The Wi-Fi Protected Access (WPA) certification employs the Temporal Key Integrity (TKIP) protocol to secure wireless LAN communications. It has been designed as a temporary replacement for the now deprecated and highly insecure Wired Equivalent Privacy (WEP) protocol, while accommodating older hardware.
Both WPA/TKIP and WEP make use of the RC4 stream cipher, which has been deemed vulnerable since as far back as 2001, to encrypt communication. However, TKIP is much more secure because it generates unique keys for each data packet, making brute force attacks impractical from a resource and required time perspective.
At last year's PacSec security conference that took place in Tokyo, security researchers Erik Tews and Martin Beck presented a theoretical attack against WPA/TKIP that could be used to obtain the master TKIP key in between 12 to 15 minutes. "Erik and Martin have just opened the box on a whole new hacker playground," Dragos Ruiu, the PacSec organizer, commented on the issue at the time.

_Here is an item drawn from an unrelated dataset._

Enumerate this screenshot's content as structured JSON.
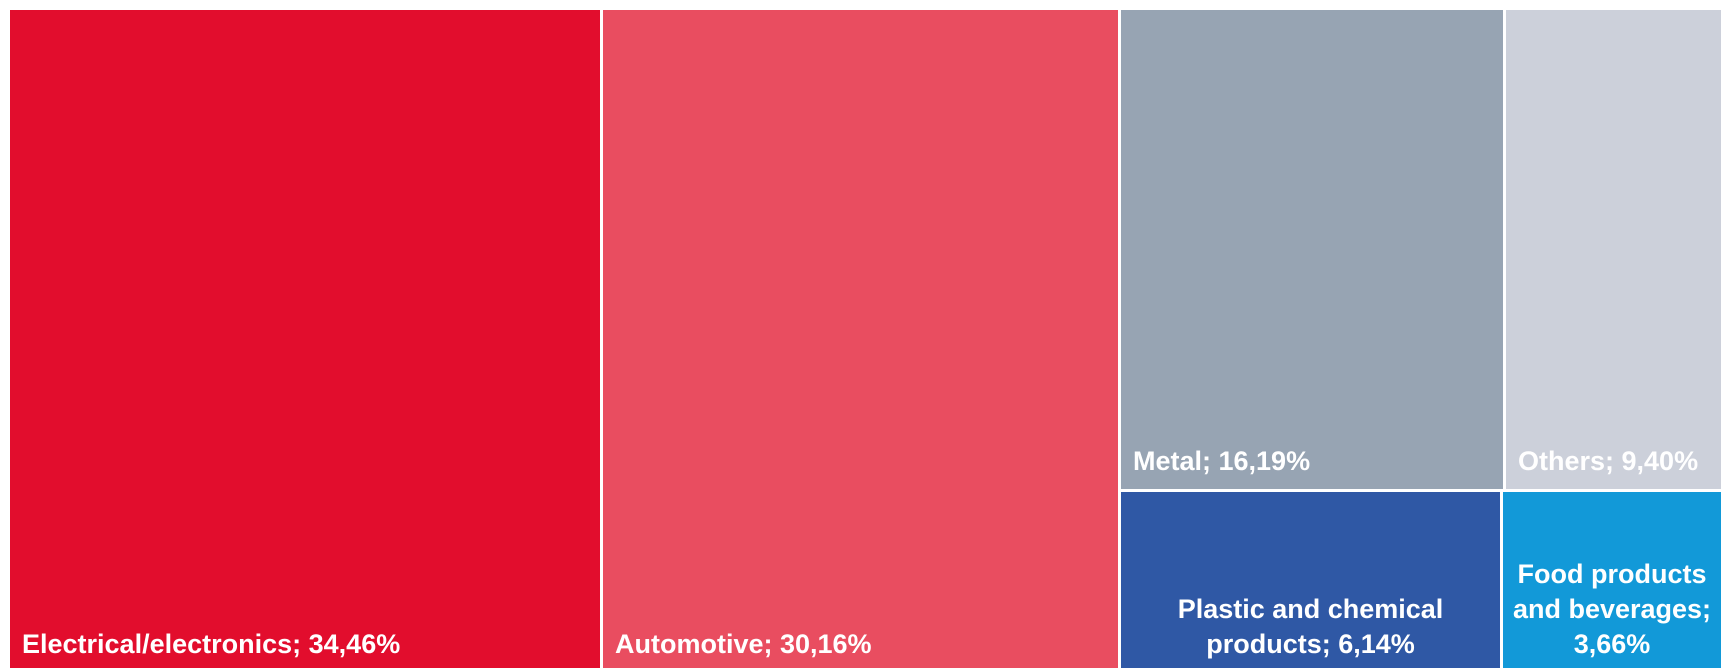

It seems that Mr. Ruiu was right, as security researchers Toshihiro Ohigashi of Hiroshima University and Masakatu Morii of Kobe University have taken the technique to the next step and put the attack into practice. They plan on demonstrating it in September at an upcoming conference.
Meanwhile, the researchers have published a paper (PDF) entitled "A Practical Message Falsification Attack on WPA," in which they explain that "In order to ease targets of limitation of wireless LAN products, we apply the Beck-Tews attack to the man-in-the-middle attack" and that due to new proposed methods "the execution time of our attack becomes about one minute in the best case."
WPA2, which uses the CCMP AES-based block cipher, is not vulnerable to this new attack and, according to security experts, it is likely to remain secure for a long time to come. However, while most guidelines currently recommend WPA2 to secure wireless networks, WPA/TKIP is still used in many environments.
Switching from WPA to WPA2 usually requires hardware replacement if the equipment is old, which can prove costly for large enterprise environments, unlike private networks. All Wi-Fi certified products produced since 2006 should support WPA2, but if yours doesn't, it would be a good idea to start planning for an upgrade immediately.